Following destruction of two properties by fire, the properties’ respective owners brought action against city, alleging that fire department negligently failed to provide the knowledge and equipment to fight fires, to properly train and supervise firefighters, and to adequately maintain its fire hydrant system, and asserting claims for property damage, with one owner also asserting a personal injury claim seeking to recover for cardiac event and stroke allegedly caused by stress from the property damage.
Raising the Mississippi Tort Claims Act (MTCA) as a defense, city filed motion for summary judgment. The Circuit Court denied city’s motion. City appealed.
The Supreme Court held that:
- City was immune under the MTCA from liability for property damage, and
- City was immune under the MTCA from liability on personal injury claim.

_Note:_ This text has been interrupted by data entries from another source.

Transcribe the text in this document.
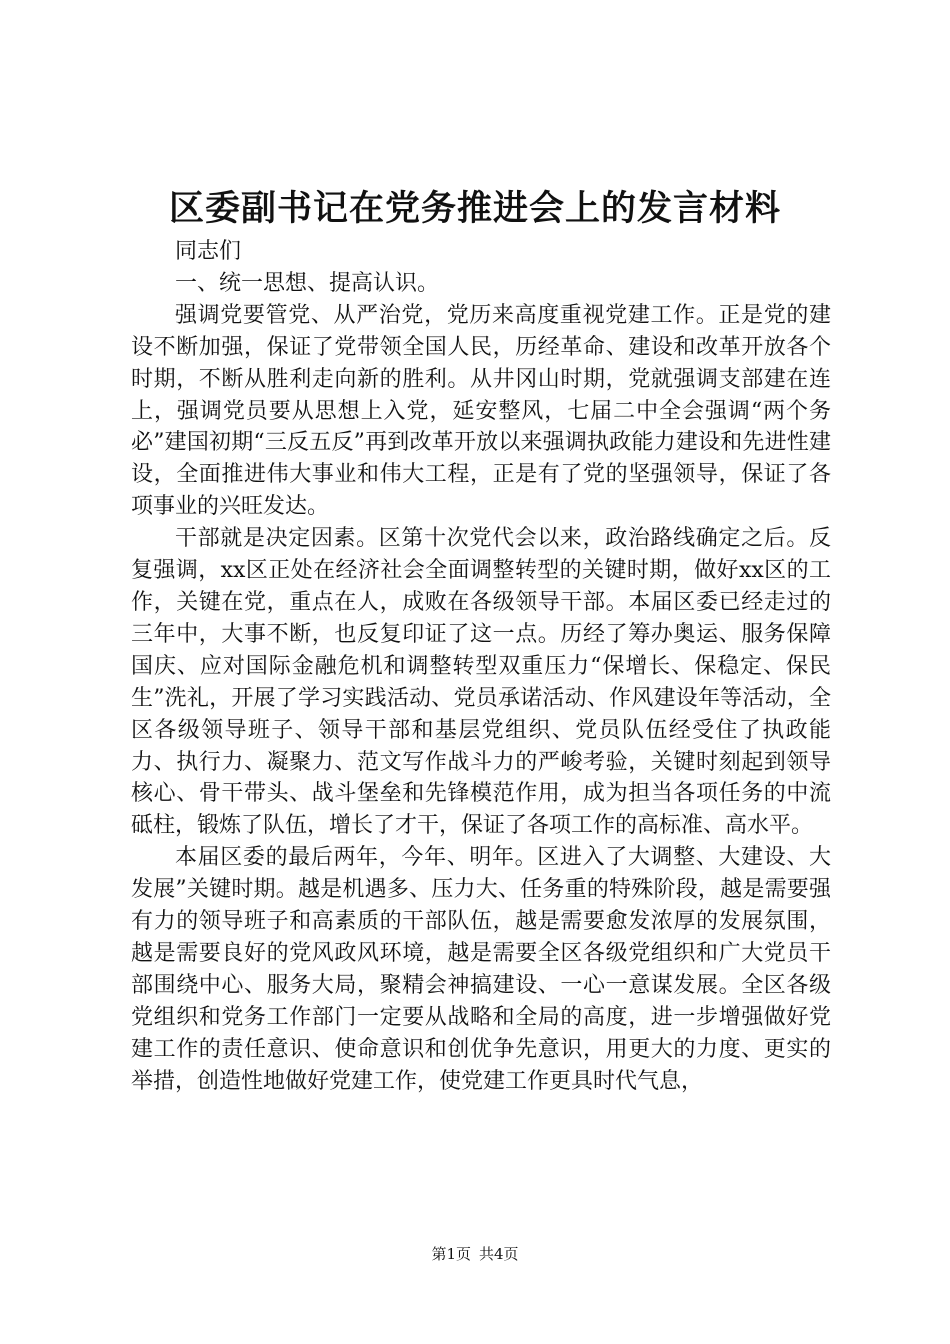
区委副书记在党务推进会上的发言材料

同志们

一、统一思想、提高认识。

强调党要管党、从严治党，党历来高度重视党建工作。正是党的建设不断加强，保证了党带领全国人民，历经革命、建设和改革开放各个时期，不断从胜利走向新的胜利。从井冈山时期，党就强调支部建在连上，强调党员要从思想上入党，延安整风，七届二中全会强调“两个务必”建国初期“三反五反”再到改革开放以来强调执政能力建设和先进性建设，全面推进伟大事业和伟大工程，正是有了党的坚强领导，保证了各项事业的兴旺发达。

干部就是决定因素。区第十次党代会以来，政治路线确定之后。反复强调，xx区正处在经济社会全面调整转型的关键时期，做好xx区的工作，关键在党，重点在人，成败在各级领导干部。本届区委已经走过的三年中，大事不断，也反复印证了这一点。历经了筹办奥运、服务保障国庆、应对国际金融危机和调整转型双重压力“保增长、保稳定、保民生”洗礼，开展了学习实践活动、党员承诺活动、作风建设年等活动，全区各级领导班子、领导干部和基层党组织、党员队伍经受住了执政能力、执行力、凝聚力、范文写作战斗力的严峻考验，关键时刻起到领导核心、骨干带头、战斗堡垒和先锋模范作用，成为担当各项任务的中流砥柱，锻炼了队伍，增长了才干，保证了各项工作的高标准、高水平。

本届区委的最后两年，今年、明年。区进入了大调整、大建设、大发展”关键时期。越是机遇多、压力大、任务重的特殊阶段，越是需要强有力的领导班子和高素质的干部队伍，越是需要愈发浓厚的发展氛围，越是需要良好的党风政风环境，越是需要全区各级党组织和广大党员干部围绕中心、服务大局，聚精会神搞建设、一心一意谋发展。全区各级党组织和党务工作部门一定要从战略和全局的高度，进一步增强做好党建工作的责任意识、使命意识和创优争先意识，用更大的力度、更实的举措，创造性地做好党建工作，使党建工作更具时代气息，

第1页 共4页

Absent any allegation that city fire department’s actions were in reckless disregard of the safety and wellbeing of any person, city was immune under the Mississippi Tort Claims Act (MTCA) from liability for property damage allegedly caused by fire department’s failure to effectively fight fire, in negligence action brought by property owners, based on lack of tank water in firetruck and delay in connecting to a fire hydrant; although property owners alleged that city showed reckless disregard by failing to provide the requisite knowledge and equipment to fight fires, property damage claims focused solely on criticizing how fire was fought, and thus claims arose directly from acts or omissions of municipal employees engaged in the performance of their duties relating to fire protection.
City fire department’s ineffective fighting of fire, resulting in destruction of property, did not come within the exception to immunity under the Mississippi Tort Claims Act (MTCA) for actions in disregard of the safety and wellbeing of a person, and thus city was immune under the MTCA from liability on property owner’s personal injury claim, seeking to recover for cardiac event and stroke allegedly resulting from the stress caused by destruction of his property in fire, notwithstanding that property owner argued that the fire department acted in reckless disregard of his property, and linked such disregard to his injury.